No cases of diabetic ketoacidosis and no episodes of symptomatic hypoglycemia were observed in the current study. Additionally, no new cases of gout were reported. The overall average patient-reported program satisfaction score was 4.4 out of 5.

The strengths of this study include significant reductions in BMI and blood pressure and the maintenance of %CV, LBGI, and HBGI below low thresholds, while eliminating antihypertensive and hypoglycemic medication use in nearly all patients. The out-patient nutritional intervention employed home-cooked foods, making the intervention sustainable. Accurate assessment of nutrition was aided by the patients’ app-based logging of food.

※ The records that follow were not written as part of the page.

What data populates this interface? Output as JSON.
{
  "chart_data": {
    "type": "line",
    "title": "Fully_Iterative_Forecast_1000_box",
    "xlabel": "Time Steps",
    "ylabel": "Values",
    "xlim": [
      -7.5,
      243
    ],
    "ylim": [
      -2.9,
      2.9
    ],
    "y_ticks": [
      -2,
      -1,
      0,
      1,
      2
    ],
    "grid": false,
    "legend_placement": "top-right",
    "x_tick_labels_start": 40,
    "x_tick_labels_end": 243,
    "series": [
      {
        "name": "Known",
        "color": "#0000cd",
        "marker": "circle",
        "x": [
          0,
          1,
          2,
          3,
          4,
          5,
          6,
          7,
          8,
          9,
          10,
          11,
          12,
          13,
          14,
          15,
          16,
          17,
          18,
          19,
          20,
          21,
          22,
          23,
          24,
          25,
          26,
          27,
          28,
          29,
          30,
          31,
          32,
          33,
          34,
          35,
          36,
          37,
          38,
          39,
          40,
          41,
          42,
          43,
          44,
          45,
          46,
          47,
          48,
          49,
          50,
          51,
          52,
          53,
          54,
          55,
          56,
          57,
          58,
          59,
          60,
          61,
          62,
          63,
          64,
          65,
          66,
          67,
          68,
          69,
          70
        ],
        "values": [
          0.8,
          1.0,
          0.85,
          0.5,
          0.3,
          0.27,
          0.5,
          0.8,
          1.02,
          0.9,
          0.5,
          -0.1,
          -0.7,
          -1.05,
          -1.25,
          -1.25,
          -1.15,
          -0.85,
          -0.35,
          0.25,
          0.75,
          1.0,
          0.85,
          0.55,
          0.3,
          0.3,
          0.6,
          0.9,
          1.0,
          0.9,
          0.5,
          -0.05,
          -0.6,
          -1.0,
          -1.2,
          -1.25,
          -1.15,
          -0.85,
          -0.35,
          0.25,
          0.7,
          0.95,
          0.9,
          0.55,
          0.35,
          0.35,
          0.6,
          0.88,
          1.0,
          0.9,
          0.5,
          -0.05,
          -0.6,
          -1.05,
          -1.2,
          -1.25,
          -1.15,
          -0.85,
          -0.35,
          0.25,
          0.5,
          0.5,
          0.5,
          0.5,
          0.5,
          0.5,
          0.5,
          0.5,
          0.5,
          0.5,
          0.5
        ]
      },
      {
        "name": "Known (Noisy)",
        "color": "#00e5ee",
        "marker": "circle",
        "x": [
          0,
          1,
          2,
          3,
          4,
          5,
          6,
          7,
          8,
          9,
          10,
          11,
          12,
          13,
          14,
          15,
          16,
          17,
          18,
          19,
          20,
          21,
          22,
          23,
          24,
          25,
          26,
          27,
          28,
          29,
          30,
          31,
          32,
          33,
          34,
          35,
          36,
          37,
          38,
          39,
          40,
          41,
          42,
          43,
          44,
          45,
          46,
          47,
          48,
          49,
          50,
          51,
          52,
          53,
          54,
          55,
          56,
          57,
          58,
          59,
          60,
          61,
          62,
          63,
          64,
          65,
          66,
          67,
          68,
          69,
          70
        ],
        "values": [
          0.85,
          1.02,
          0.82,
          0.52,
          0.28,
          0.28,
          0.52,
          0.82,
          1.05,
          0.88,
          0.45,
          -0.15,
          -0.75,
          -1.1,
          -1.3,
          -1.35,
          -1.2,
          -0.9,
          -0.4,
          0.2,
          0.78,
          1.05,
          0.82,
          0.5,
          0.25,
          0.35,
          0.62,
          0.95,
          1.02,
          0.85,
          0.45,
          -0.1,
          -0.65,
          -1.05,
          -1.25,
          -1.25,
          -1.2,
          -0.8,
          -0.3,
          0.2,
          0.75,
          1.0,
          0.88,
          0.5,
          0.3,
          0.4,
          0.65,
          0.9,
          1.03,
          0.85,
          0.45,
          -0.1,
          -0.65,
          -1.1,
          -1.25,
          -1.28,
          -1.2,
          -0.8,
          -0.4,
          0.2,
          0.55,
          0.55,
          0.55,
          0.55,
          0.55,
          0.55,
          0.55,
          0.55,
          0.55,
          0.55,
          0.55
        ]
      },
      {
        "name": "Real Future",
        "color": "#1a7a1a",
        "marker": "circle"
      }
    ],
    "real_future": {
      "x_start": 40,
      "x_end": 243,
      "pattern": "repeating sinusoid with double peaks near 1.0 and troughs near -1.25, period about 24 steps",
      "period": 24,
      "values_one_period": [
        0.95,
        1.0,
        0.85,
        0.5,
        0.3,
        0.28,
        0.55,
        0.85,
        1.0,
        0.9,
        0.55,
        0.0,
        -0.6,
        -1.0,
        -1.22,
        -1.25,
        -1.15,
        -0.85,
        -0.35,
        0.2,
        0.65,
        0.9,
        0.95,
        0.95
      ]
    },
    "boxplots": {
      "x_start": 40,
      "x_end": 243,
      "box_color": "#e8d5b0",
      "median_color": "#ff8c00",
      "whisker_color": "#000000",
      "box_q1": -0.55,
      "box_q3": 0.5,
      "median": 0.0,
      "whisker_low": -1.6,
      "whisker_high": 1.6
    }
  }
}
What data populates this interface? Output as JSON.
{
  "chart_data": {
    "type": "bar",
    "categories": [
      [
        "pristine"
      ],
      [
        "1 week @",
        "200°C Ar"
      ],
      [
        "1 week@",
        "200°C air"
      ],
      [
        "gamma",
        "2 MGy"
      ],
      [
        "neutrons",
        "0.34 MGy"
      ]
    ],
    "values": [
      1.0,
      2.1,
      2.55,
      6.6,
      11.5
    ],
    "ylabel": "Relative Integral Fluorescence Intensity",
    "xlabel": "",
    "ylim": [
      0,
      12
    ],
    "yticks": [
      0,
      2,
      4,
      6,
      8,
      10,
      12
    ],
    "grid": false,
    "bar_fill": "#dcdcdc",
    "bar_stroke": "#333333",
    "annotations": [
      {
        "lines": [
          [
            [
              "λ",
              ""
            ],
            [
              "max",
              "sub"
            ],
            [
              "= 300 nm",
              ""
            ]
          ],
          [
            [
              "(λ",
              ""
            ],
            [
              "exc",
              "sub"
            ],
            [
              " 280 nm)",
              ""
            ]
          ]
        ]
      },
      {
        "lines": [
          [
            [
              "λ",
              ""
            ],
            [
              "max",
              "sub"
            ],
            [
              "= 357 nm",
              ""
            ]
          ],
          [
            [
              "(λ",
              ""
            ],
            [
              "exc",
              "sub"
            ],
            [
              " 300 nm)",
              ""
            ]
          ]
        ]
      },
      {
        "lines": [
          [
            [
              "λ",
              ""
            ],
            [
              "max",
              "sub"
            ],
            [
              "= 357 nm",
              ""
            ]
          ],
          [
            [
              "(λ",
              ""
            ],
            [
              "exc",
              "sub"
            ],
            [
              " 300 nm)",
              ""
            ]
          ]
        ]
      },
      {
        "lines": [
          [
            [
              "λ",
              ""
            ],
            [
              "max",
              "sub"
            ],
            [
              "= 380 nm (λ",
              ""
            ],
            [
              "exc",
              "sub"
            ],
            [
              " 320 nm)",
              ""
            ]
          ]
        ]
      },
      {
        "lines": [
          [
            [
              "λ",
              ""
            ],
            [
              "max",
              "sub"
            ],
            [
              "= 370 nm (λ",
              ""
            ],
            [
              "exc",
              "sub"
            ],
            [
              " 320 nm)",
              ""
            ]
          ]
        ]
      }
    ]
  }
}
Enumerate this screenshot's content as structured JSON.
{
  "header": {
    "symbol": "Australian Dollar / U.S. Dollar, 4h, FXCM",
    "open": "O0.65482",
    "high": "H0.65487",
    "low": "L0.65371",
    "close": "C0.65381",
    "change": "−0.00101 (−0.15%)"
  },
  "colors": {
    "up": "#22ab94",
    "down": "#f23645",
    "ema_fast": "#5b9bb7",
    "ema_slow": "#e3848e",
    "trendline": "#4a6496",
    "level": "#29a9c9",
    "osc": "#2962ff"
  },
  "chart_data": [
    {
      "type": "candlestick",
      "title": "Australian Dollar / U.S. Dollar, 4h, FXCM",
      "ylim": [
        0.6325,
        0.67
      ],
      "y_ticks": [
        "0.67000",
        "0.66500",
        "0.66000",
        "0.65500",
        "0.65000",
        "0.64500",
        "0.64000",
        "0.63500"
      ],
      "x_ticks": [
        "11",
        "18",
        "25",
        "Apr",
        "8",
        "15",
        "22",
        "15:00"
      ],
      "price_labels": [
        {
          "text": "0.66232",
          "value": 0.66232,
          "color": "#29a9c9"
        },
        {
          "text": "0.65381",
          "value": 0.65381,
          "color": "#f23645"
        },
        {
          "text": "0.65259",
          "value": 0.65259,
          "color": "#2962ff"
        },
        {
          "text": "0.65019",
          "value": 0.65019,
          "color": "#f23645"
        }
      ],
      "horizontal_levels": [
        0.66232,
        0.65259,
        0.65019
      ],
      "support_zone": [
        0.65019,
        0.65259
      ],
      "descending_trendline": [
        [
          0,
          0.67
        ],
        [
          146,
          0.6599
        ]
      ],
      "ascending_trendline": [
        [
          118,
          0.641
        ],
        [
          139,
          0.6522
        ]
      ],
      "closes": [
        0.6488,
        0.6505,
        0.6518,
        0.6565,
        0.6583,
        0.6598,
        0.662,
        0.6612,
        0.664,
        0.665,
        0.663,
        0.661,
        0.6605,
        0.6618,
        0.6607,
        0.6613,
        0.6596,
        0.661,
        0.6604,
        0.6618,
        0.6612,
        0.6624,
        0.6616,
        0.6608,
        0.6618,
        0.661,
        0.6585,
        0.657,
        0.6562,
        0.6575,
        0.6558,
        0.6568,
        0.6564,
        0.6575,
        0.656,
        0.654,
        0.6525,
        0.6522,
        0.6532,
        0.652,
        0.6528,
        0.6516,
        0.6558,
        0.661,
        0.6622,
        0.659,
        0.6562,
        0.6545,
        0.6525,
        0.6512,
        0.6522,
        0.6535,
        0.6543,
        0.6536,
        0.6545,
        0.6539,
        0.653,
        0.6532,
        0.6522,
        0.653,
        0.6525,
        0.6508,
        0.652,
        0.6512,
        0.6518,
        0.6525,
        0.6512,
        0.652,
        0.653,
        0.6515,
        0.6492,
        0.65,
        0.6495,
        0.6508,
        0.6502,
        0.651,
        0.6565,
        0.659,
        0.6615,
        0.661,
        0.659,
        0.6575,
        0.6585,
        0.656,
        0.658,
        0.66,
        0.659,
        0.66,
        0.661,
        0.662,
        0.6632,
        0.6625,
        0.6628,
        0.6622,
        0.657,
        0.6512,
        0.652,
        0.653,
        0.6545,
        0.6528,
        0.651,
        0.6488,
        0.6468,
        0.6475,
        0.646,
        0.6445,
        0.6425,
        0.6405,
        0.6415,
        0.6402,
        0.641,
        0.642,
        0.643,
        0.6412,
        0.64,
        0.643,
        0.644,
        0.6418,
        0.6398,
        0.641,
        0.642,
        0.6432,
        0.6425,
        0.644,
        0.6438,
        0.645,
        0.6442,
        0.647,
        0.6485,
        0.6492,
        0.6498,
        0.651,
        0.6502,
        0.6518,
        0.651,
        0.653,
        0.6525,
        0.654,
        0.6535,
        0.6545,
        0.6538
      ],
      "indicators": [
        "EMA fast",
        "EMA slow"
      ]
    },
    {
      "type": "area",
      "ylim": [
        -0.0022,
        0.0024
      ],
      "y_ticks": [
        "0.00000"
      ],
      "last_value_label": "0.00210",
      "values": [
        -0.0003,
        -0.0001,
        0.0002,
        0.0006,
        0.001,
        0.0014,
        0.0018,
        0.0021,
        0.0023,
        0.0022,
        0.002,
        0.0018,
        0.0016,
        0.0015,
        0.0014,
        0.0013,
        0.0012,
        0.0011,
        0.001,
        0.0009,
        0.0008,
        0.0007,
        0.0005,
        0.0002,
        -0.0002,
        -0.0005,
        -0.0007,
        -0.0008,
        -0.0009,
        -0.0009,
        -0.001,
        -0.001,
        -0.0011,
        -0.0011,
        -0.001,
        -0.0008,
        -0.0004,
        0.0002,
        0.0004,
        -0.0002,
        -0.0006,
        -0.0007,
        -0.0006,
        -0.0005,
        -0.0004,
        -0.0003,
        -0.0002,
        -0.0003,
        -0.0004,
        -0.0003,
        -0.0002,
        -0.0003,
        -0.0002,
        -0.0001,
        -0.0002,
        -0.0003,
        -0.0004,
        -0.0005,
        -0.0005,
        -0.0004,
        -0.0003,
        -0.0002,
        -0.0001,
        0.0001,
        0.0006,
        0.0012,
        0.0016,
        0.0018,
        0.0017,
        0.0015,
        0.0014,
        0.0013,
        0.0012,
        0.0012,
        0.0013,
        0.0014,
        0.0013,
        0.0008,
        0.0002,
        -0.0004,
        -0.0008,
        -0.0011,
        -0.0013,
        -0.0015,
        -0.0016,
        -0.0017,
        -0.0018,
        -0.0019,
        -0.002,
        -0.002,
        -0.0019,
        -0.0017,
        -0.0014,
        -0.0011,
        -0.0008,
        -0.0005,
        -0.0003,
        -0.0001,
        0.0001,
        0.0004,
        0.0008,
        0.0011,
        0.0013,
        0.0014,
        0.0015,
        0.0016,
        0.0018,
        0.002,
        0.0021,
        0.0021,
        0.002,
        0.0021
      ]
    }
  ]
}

Limitations of this study include its smaller study population, retrospective nature, and the lack of a control group. Additionally, increasing the length of the program will be a goal of subsequent studies.

Conclusion

Following 90 days of the TPT Program, patients achieved low glycemic variability and significant reductions in BMI and blood pressure. Antihypertensive medication use was eliminated in nearly all patients. Future results will examine the long-term effectiveness and sustainability of the program.